Ohio Sen. Sherrod Brown says President Trump is ‘racist’

He made comments Sunday on Meet the Press. Has yet to decide on presidential run in 2020.

Sen. Sherrod Brown accused President Donald Trump of being “a racist,” charging he “built his political career” on falsely questioning whether former President Barack Obama was born in the United States.

During an interview Sunday on NBC’s Meet the Press, Brown, D-Ohio, assailed Trump, saying he “doesn’t tell the truth frequently. We know he lies frequently. And we know of his racist comments and background.”

“I know that he built his political career knowing what he was doing — on questioning the legitimacy and the birthplace of the president of the United States,” Brown said.

The White House has not yet responded to Brown’s statements.

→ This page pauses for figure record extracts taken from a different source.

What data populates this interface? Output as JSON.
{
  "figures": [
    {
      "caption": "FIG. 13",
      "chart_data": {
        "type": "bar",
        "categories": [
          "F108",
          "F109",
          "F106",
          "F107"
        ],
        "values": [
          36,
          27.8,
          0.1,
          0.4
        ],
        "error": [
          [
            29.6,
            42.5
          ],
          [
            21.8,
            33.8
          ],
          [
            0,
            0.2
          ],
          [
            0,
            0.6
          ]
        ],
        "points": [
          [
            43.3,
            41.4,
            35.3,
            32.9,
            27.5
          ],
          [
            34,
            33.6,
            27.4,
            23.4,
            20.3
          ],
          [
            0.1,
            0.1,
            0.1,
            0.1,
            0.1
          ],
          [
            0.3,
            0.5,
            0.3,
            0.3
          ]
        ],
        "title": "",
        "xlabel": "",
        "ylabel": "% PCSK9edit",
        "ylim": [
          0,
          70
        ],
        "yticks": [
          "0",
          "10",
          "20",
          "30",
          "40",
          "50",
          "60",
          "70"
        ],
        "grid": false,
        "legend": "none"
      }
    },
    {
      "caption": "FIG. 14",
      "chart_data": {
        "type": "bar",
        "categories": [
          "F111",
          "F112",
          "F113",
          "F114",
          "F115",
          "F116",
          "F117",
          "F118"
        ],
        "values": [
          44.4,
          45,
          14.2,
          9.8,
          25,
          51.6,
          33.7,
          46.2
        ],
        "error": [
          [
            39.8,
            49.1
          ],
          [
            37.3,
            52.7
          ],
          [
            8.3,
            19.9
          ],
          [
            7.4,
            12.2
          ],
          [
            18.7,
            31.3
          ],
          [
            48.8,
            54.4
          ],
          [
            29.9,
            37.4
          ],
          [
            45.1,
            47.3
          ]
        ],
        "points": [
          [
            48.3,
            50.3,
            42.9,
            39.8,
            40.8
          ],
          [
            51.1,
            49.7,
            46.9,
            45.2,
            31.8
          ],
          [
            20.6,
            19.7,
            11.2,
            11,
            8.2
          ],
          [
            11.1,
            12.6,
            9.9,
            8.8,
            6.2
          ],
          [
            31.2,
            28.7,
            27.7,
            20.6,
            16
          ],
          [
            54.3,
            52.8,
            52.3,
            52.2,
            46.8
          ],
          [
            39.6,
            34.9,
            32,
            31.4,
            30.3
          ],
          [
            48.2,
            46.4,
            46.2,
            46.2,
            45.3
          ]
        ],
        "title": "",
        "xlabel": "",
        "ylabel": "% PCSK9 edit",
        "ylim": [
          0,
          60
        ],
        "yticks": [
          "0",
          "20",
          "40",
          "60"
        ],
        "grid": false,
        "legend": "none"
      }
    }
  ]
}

Brown, who was in Iowa the past three days as he considers a bid for the 2020 Democratic presidential nomination, criticized Trump after he called for Virginia Gov. Ralph Northam to resign following revelations that as a medical student in 1984 he may have been photographed in either black face or a Ku Klux Klan outfit.

Northam, a Democrat, has insisted he was not either of the two people in the photo, although he acknowledged as a young man he once darkened his face with shoe polish as part of a dance contest where he imitated Michael Jackson.

“He should resign now,” Brown said. “This country hasn’t dealt well with the issues of race.”

Brown, who plans to travel to South Carolina later this month, has yet to decide whether he will run for president.

Although a longtime member of the Democratic Party’s progressive wing, Brown has steered away from promising to scrap the country’s private insurance system and adopting a Canadian-style government health-care approach.

Under that plan, endorsed by a number of Democratic presidential contenders, the government would guarantee health coverage for all Americans and finance it through increased taxes.

In essence, they would extend Medicare – the federal program which pays health costs for the elderly – to all Americans. But independent studies have suggested such a system could cost anywhere between $15 trillion and $32 trillion during the next decade.

Declaring that “nobody’s accused me, in my career, of being an incrementalist,” Brown said while “we’ve worked for Medicare for all,” he said he wants “to help people quickly” by having Congress approve a plan to allow people age at “55 or even 50” to buy into Medicare.